Avrupalı büyük güçler, Almanya, Fransa ve İngiltere, Amerikan hükümetinin kararına meydan okuma isteğini ve İran’a yaptırım kararını başarısız kılma niyetini gizlemiyor. Düzenlenen onlarca buluşmanın ve toplantının ardından AB ülkeleri topluluğu, bir dizi çözüm önerisi sundu. Bu öneriler arasında şirketlerini Amerikan yaptırımlarından korumak, onları yasadışı anlaşmalar imzalamaya teşvik etmek, New York’tan geçmeyen ve Swift’ten farklı alternatif bir ödeme sistemi kurmak, İran ile ticareti kolaylaştıran yeni mali yollar bulmak da yer alıyor. Bunlarla birlikte kadim takas sistemini kullanma önerisi de sunuldu. Bu sisteme göre Avrupa, İran petrolü karşılığında mal ve hizmet satacak.
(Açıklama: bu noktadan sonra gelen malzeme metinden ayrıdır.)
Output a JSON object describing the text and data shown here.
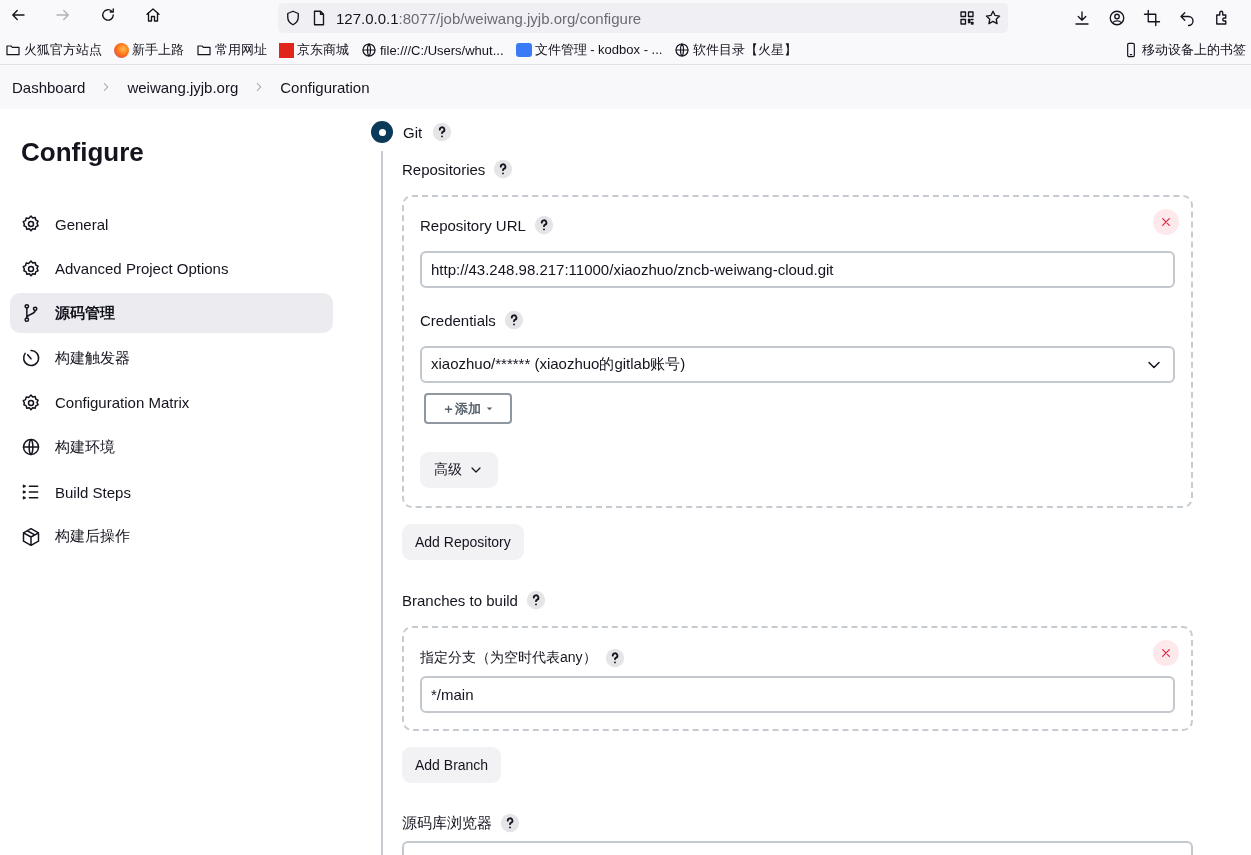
{
  "browser": {
    "back_disabled": false,
    "forward_disabled": true,
    "url_host": "127.0.0.1",
    "url_path": ":8077/job/weiwang.jyjb.org/configure"
  },
  "bookmarks": [
    {
      "label": "火狐官方站点",
      "kind": "folder"
    },
    {
      "label": "新手上路",
      "kind": "firefox"
    },
    {
      "label": "常用网址",
      "kind": "folder"
    },
    {
      "label": "京东商城",
      "kind": "jd"
    },
    {
      "label": "file:///C:/Users/whut...",
      "kind": "globe"
    },
    {
      "label": "文件管理 - kodbox - ...",
      "kind": "kodbox"
    },
    {
      "label": "软件目录【火星】",
      "kind": "globe"
    },
    {
      "label": "移动设备上的书签",
      "kind": "device"
    }
  ],
  "breadcrumb": [
    "Dashboard",
    "weiwang.jyjb.org",
    "Configuration"
  ],
  "sidebar": {
    "title": "Configure",
    "items": [
      {
        "label": "General",
        "kind": "gear",
        "selected": false
      },
      {
        "label": "Advanced Project Options",
        "kind": "gear",
        "selected": false
      },
      {
        "label": "源码管理",
        "kind": "branch",
        "selected": true
      },
      {
        "label": "构建触发器",
        "kind": "timer",
        "selected": false
      },
      {
        "label": "Configuration Matrix",
        "kind": "gear",
        "selected": false
      },
      {
        "label": "构建环境",
        "kind": "globe",
        "selected": false
      },
      {
        "label": "Build Steps",
        "kind": "list",
        "selected": false
      },
      {
        "label": "构建后操作",
        "kind": "package",
        "selected": false
      }
    ]
  },
  "scm": {
    "option": {
      "label": "Git",
      "selected": true
    },
    "repositories_label": "Repositories",
    "repositories": [
      {
        "url_label": "Repository URL",
        "url": "http://43.248.98.217:11000/xiaozhuo/zncb-weiwang-cloud.git",
        "credentials_label": "Credentials",
        "credentials": "xiaozhuo/****** (xiaozhuo的gitlab账号)",
        "add_button": "＋添加",
        "advanced_button": "高级"
      }
    ],
    "add_repository": "Add Repository",
    "branches_label": "Branches to build",
    "branches": [
      {
        "label": "指定分支（为空时代表any）",
        "value": "*/main"
      }
    ],
    "add_branch": "Add Branch",
    "repository_browser_label": "源码库浏览器"
  }
}
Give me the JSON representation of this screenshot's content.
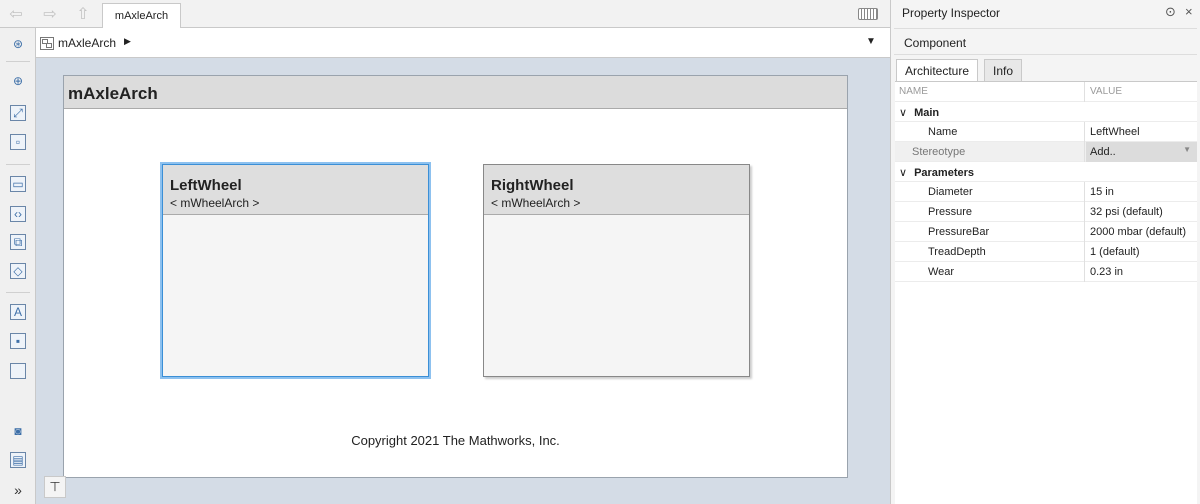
{
  "topbar": {
    "tab_label": "mAxleArch"
  },
  "address_bar": {
    "breadcrumb": "mAxleArch"
  },
  "canvas": {
    "model_title": "mAxleArch",
    "components": [
      {
        "name": "LeftWheel",
        "type": "< mWheelArch >"
      },
      {
        "name": "RightWheel",
        "type": "< mWheelArch >"
      }
    ],
    "copyright": "Copyright 2021 The Mathworks, Inc."
  },
  "property_inspector": {
    "title": "Property Inspector",
    "section": "Component",
    "tabs": [
      "Architecture",
      "Info"
    ],
    "columns": {
      "name": "NAME",
      "value": "VALUE"
    },
    "groups": {
      "main": "Main",
      "parameters": "Parameters"
    },
    "main_rows": {
      "name_label": "Name",
      "name_value": "LeftWheel",
      "stereotype_label": "Stereotype",
      "stereotype_value": "Add.."
    },
    "parameters": [
      {
        "name": "Diameter",
        "value": "15 in"
      },
      {
        "name": "Pressure",
        "value": "32 psi (default)"
      },
      {
        "name": "PressureBar",
        "value": "2000 mbar (default)"
      },
      {
        "name": "TreadDepth",
        "value": "1 (default)"
      },
      {
        "name": "Wear",
        "value": "0.23 in"
      }
    ]
  }
}
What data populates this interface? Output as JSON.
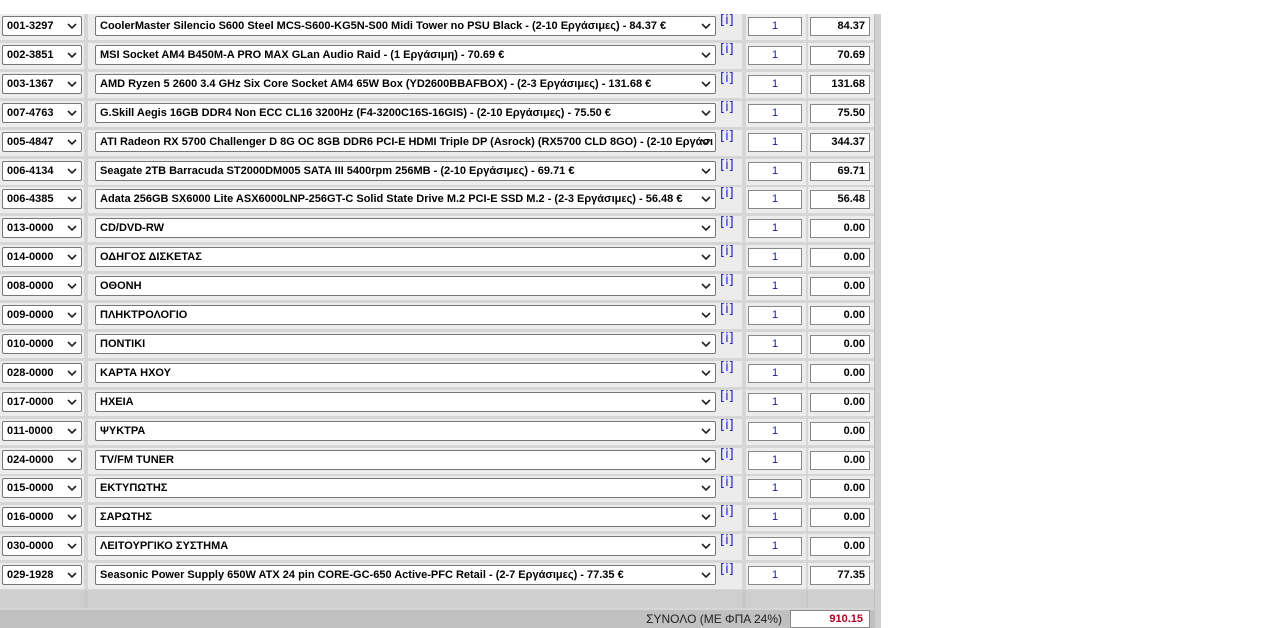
{
  "rows": [
    {
      "code": "001-3297",
      "product": "CoolerMaster Silencio S600 Steel MCS-S600-KG5N-S00 Midi Tower no PSU Black - (2-10 Εργάσιμες) - 84.37 €",
      "info": "[i]",
      "qty": "1",
      "price": "84.37"
    },
    {
      "code": "002-3851",
      "product": "MSI Socket AM4 B450M-A PRO MAX GLan Audio Raid - (1 Εργάσιμη) - 70.69 €",
      "info": "[i]",
      "qty": "1",
      "price": "70.69"
    },
    {
      "code": "003-1367",
      "product": "AMD Ryzen 5 2600 3.4 GHz Six Core Socket AM4 65W Box (YD2600BBAFBOX) - (2-3 Εργάσιμες) - 131.68 €",
      "info": "[i]",
      "qty": "1",
      "price": "131.68"
    },
    {
      "code": "007-4763",
      "product": "G.Skill Aegis 16GB DDR4 Non ECC CL16 3200Hz (F4-3200C16S-16GIS) - (2-10 Εργάσιμες) - 75.50 €",
      "info": "[i]",
      "qty": "1",
      "price": "75.50"
    },
    {
      "code": "005-4847",
      "product": "ATI Radeon RX 5700 Challenger D 8G OC 8GB DDR6 PCI-E HDMI Triple DP (Asrock) (RX5700 CLD 8GO) - (2-10 Εργάσι",
      "info": "[i]",
      "qty": "1",
      "price": "344.37"
    },
    {
      "code": "006-4134",
      "product": "Seagate 2TB Barracuda ST2000DM005 SATA III 5400rpm 256MB - (2-10 Εργάσιμες) - 69.71 €",
      "info": "[i]",
      "qty": "1",
      "price": "69.71"
    },
    {
      "code": "006-4385",
      "product": "Adata 256GB SX6000 Lite ASX6000LNP-256GT-C Solid State Drive M.2 PCI-E SSD M.2 - (2-3 Εργάσιμες) - 56.48 €",
      "info": "[i]",
      "qty": "1",
      "price": "56.48"
    },
    {
      "code": "013-0000",
      "product": "CD/DVD-RW",
      "info": "[i]",
      "qty": "1",
      "price": "0.00"
    },
    {
      "code": "014-0000",
      "product": "ΟΔΗΓΟΣ ΔΙΣΚΕΤΑΣ",
      "info": "[i]",
      "qty": "1",
      "price": "0.00"
    },
    {
      "code": "008-0000",
      "product": "ΟΘΟΝΗ",
      "info": "[i]",
      "qty": "1",
      "price": "0.00"
    },
    {
      "code": "009-0000",
      "product": "ΠΛΗΚΤΡΟΛΟΓΙΟ",
      "info": "[i]",
      "qty": "1",
      "price": "0.00"
    },
    {
      "code": "010-0000",
      "product": "ΠΟΝΤΙΚΙ",
      "info": "[i]",
      "qty": "1",
      "price": "0.00"
    },
    {
      "code": "028-0000",
      "product": "ΚΑΡΤΑ ΗΧΟΥ",
      "info": "[i]",
      "qty": "1",
      "price": "0.00"
    },
    {
      "code": "017-0000",
      "product": "ΗΧΕΙΑ",
      "info": "[i]",
      "qty": "1",
      "price": "0.00"
    },
    {
      "code": "011-0000",
      "product": "ΨΥΚΤΡΑ",
      "info": "[i]",
      "qty": "1",
      "price": "0.00"
    },
    {
      "code": "024-0000",
      "product": "TV/FM TUNER",
      "info": "[i]",
      "qty": "1",
      "price": "0.00"
    },
    {
      "code": "015-0000",
      "product": "ΕΚΤΥΠΩΤΗΣ",
      "info": "[i]",
      "qty": "1",
      "price": "0.00"
    },
    {
      "code": "016-0000",
      "product": "ΣΑΡΩΤΗΣ",
      "info": "[i]",
      "qty": "1",
      "price": "0.00"
    },
    {
      "code": "030-0000",
      "product": "ΛΕΙΤΟΥΡΓΙΚΟ ΣΥΣΤΗΜΑ",
      "info": "[i]",
      "qty": "1",
      "price": "0.00"
    },
    {
      "code": "029-1928",
      "product": "Seasonic Power Supply 650W ATX 24 pin CORE-GC-650 Active-PFC Retail - (2-7 Εργάσιμες) - 77.35 €",
      "info": "[i]",
      "qty": "1",
      "price": "77.35"
    }
  ],
  "total": {
    "label": "ΣΥΝΟΛΟ (ΜΕ ΦΠΑ 24%)",
    "value": "910.15"
  },
  "icons": {
    "dropdown": "chevron-down-icon",
    "info": "info-link-icon"
  },
  "colors": {
    "info_link": "#2222cc",
    "quantity_text": "#1a1a9a",
    "total_value": "#b00020"
  }
}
Ancak ABD’ye karşı bu doğrudan veya hileli meydan okuma girişimleri fark edilmedi. Washington bu çabaları egemenlik sahibi devletlerden gelen muhalif bir politika olarak yorumlamıyor. Bunun imzalanan ve ABD’nin müttefiki olan Avrupa ülkelerinin uyma kararı aldığı JCPOA anlaşmasının bir sonucu olduğunu kabul etmek istemiyor. Almanya, Fransa ve İngiltere’nin çabalarını yalnızca anlaşmaya saygı çerçevesinde değerlendirmeyen Washington, bunları kendisine meydan okuma ve çabalarını baltalama niyeti olarak da görüyor.
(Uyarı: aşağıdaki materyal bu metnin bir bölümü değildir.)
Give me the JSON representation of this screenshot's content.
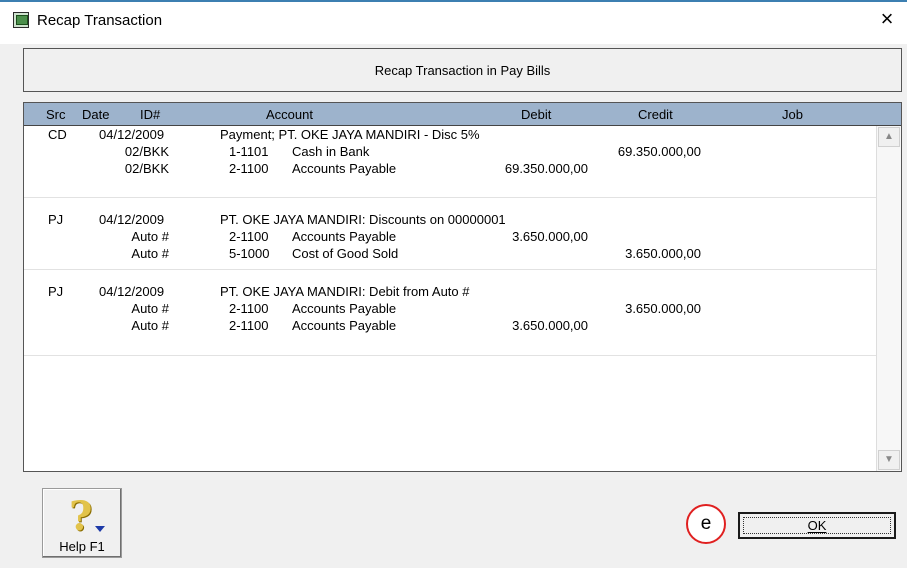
{
  "window": {
    "title": "Recap Transaction",
    "close_glyph": "×"
  },
  "header_panel": {
    "text": "Recap Transaction in Pay Bills"
  },
  "table": {
    "columns": [
      "Src",
      "Date",
      "ID#",
      "Account",
      "Debit",
      "Credit",
      "Job"
    ],
    "groups": [
      {
        "src": "CD",
        "date": "04/12/2009",
        "memo": "Payment; PT. OKE JAYA MANDIRI - Disc 5%",
        "lines": [
          {
            "id": "02/BKK",
            "acct_no": "1-1101",
            "acct_name": "Cash in Bank",
            "debit": "",
            "credit": "69.350.000,00"
          },
          {
            "id": "02/BKK",
            "acct_no": "2-1100",
            "acct_name": "Accounts Payable",
            "debit": "69.350.000,00",
            "credit": ""
          }
        ]
      },
      {
        "src": "PJ",
        "date": "04/12/2009",
        "memo": "PT. OKE JAYA MANDIRI:  Discounts on 00000001",
        "lines": [
          {
            "id": "Auto #",
            "acct_no": "2-1100",
            "acct_name": "Accounts Payable",
            "debit": "3.650.000,00",
            "credit": ""
          },
          {
            "id": "Auto #",
            "acct_no": "5-1000",
            "acct_name": "Cost of Good Sold",
            "debit": "",
            "credit": "3.650.000,00"
          }
        ]
      },
      {
        "src": "PJ",
        "date": "04/12/2009",
        "memo": "PT. OKE JAYA MANDIRI:  Debit from Auto #",
        "lines": [
          {
            "id": "Auto #",
            "acct_no": "2-1100",
            "acct_name": "Accounts Payable",
            "debit": "",
            "credit": "3.650.000,00"
          },
          {
            "id": "Auto #",
            "acct_no": "2-1100",
            "acct_name": "Accounts Payable",
            "debit": "3.650.000,00",
            "credit": ""
          }
        ]
      }
    ]
  },
  "scrollbar": {
    "up_icon": "scroll-up-arrow",
    "down_icon": "scroll-down-arrow",
    "up_glyph": "▲",
    "down_glyph": "▼"
  },
  "help_button": {
    "label": "Help F1",
    "glyph": "?"
  },
  "ok_button": {
    "label": "OK"
  },
  "annotation": {
    "label": "e",
    "color": "#e02020"
  },
  "colors": {
    "header_bg": "#9db3cc",
    "window_bg": "#f0f0f0"
  }
}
Bu, müttefik ABD ve Avrupa ilişkileri tarihinde ender rastlanan bir savaş olarak Amerikan hükümetinin kitlesel bir tutuma erişmek için BM Genel Kurul toplantılarını bir fırsata çevirmesini sağladı. Başkan Donald Trump, İran rejimine yönelik yaptırımlarında ısrarcı olduğunu şu sözlerle belirtti:
“Biliyorum, acı çekerek müzakere masasına geri dönecekler. Ben müzakereye hazırım. Ama ben güç ve zayıflık yaklaşımıyla değil, bir çözüme varmak için müzakere istiyorum.”
Ulusal Güvenlik Danışmanı John Bolton, katıldığı bir televizyon yayınında Avrupalılar aleyhinde sert açıklamalarda bulundu. Açıklamasında ülkesinin ekonomik yaptırım uygulama politikasında ‘sabit ve kararlı’ olduğunu ve ne AB’nin ne de başka bir odağın bu yaptırımları baltalamasına izin vermeyeceğini belirtti. Aynı şekilde Avrupa’nın ABD siyasetine karşı aldığı tedbirlerin her iki bölgenin de güvenlik ve selameti için tehlikeli sonuçlar doğuracağı konusunda uyaran Dışişleri Bakanı Mike Pompeo ülkesinin, onların yaptıklarını takip ettiğini ifade etti.
Bugün şunu diyebiliriz ki İranlı heyet, New York’tan diplomasi tarihinin en büyük hayal kırıklığı ile dönüyor. Avrupa’yı müttefiki ABD’ye karşı kışkırtmak için devreye soktuğu tüm çabalar, oyunlar ve arabuluculuk faaliyetleri başarısız oldu. Birkaç hafta sonra petrol ve dolar üzerinden Tahran rejimine yönelik daha büyük yaptırımlar uygulamaya sokulacak.